Closed xiaodaigh closed 4 years ago
Done all the changes. Please review. IT's passing all tests locally on 1.0.5 and 1.4.1. The resultant file can be read by R and Python.
The remaining question is little-endian ness of the write. Since it passes all tests I'd say merge it and if it errors on non-little-endian machines, then ppl can raise a bug report?
Since it's passing tests on travis-ci, it's useful as it is for majority of users.
Thanks for the update. I think it is not too difficult to take care of the endianness, will try an suggest something. I think this can be merged soon, but I would like to take just a bit more time to mull on what the end user API should be and do some changes if we should at this stage.
Not sure why it's failing appveyor
Edit
It's passing appveyor too now.
Keen to hear ur ideas about endianness, I must confess I don't have a great deal of knowledge there; i don't know how Parquet plays with endianness. I always assume that I am working with little-endian machines.
I will try to do any changes you think of in the API as soon as I can.
Resolved conflict with master
Broke by #81 #82
Tried to accommodate #81 but #82 is definitely a bug, as R and Python can read it OK.

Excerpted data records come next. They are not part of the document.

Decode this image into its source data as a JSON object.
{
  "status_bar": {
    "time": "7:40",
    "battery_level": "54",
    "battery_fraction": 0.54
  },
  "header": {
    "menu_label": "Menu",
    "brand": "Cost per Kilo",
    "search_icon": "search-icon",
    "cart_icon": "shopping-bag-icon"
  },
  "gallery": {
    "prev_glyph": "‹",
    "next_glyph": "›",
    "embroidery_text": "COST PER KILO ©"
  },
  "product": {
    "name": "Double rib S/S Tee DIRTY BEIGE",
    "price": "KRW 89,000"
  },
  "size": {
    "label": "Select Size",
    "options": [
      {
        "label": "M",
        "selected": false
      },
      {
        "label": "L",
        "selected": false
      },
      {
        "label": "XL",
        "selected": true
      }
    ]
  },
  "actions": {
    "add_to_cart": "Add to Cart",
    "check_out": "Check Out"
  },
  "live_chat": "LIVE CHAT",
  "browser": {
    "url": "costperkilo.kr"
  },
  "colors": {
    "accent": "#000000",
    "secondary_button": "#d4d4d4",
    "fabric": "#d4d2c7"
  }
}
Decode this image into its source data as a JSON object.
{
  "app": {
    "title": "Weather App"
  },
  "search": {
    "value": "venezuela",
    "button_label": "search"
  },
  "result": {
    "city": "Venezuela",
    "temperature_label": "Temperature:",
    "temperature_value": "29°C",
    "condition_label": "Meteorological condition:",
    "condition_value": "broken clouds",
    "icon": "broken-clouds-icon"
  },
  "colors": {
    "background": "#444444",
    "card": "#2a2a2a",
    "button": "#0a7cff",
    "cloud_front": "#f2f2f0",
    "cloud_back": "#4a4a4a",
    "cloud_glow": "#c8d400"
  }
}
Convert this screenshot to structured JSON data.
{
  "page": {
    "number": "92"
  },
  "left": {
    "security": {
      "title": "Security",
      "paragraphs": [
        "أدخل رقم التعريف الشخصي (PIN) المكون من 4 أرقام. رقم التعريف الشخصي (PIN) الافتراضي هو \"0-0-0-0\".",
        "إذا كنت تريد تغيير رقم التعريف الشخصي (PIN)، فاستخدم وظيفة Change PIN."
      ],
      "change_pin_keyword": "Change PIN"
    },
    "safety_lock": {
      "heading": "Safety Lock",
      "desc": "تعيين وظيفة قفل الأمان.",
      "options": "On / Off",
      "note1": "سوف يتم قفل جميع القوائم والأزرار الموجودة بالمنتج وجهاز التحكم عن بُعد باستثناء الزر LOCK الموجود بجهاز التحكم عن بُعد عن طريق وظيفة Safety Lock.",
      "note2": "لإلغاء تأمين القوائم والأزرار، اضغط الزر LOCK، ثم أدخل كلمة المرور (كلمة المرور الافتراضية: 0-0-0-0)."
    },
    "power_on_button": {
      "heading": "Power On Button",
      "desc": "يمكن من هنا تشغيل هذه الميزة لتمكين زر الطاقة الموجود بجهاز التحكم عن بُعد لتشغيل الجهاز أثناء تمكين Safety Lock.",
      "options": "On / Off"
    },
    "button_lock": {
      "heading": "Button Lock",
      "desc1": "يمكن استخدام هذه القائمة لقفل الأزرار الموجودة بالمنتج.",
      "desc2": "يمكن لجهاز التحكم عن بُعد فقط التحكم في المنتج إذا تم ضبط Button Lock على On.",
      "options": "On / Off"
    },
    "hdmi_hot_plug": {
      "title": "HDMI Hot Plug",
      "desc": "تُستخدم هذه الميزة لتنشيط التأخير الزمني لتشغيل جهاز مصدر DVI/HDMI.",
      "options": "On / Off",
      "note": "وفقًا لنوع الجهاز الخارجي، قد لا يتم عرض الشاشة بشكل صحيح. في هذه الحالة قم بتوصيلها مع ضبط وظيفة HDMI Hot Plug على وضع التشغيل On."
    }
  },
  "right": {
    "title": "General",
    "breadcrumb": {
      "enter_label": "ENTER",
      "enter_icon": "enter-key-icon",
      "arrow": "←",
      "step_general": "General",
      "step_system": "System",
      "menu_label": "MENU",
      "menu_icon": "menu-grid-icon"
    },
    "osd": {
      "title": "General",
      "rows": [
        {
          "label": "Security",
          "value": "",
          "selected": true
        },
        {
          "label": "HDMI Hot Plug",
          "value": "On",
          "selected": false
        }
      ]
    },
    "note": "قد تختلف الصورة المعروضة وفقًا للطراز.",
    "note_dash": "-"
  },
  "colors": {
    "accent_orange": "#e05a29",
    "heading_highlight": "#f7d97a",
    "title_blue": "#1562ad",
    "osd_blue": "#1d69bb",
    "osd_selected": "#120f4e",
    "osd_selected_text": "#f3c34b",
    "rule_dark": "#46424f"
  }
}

I feel we should have a write API that allows data to be written iteratively. Something like:
parwriter = ParFileWriter(path)
for chunk in table_chunks # chunk being a table itself
write(parwriter, chunk)
end
Each iteration will add a row group to the file. And the file metadata can be updated at the end of the iteration. Looks like the underlying functions are already there here. So it should not be difficult. What do you think?
What do you think?
I am ok with that in addition to an API for writing a full table. Cos the table_chunks
have to come from somewhere, so for ppl to use it they would need a way to chunk tables, which is rarely done. I'd say 90% of use cases are where the user just provides a Table so it's most straightforward to just write it.
How about this? We merge this one first, if no objection to the write API as it is, then in a future release we write this chunk based writer (to cover what I guess is just 10% of use cases).
More serious issue is that tests broke by #82
Merged latest changes from master and passing all tests. If there are no further changes requested from the writer, can I suggest we merge this. And implement the chunk based writer in the next release?
:+1: will merge in a bit
Oops, should have squashed and merged. Maybe I should rebase on the master, else it will become too unwieldy?
doesn't look possible now
Maybe I should rebase on the master, else it will become too unwieldy?
Feel free. To me it's not that big a deal. But it can be harder to pin down an issue
Seems to be failing due to
nonmissingtype
which is not available in Base prior to Julia 1.3. Added. Hope no further issues.Missings.jl
is added to deps for this reason.I added CategoricalyArrays.jl purely so that I can use it to tell users it's not supported, please let me know if you think it's ok.
Update: It's passing all tests now.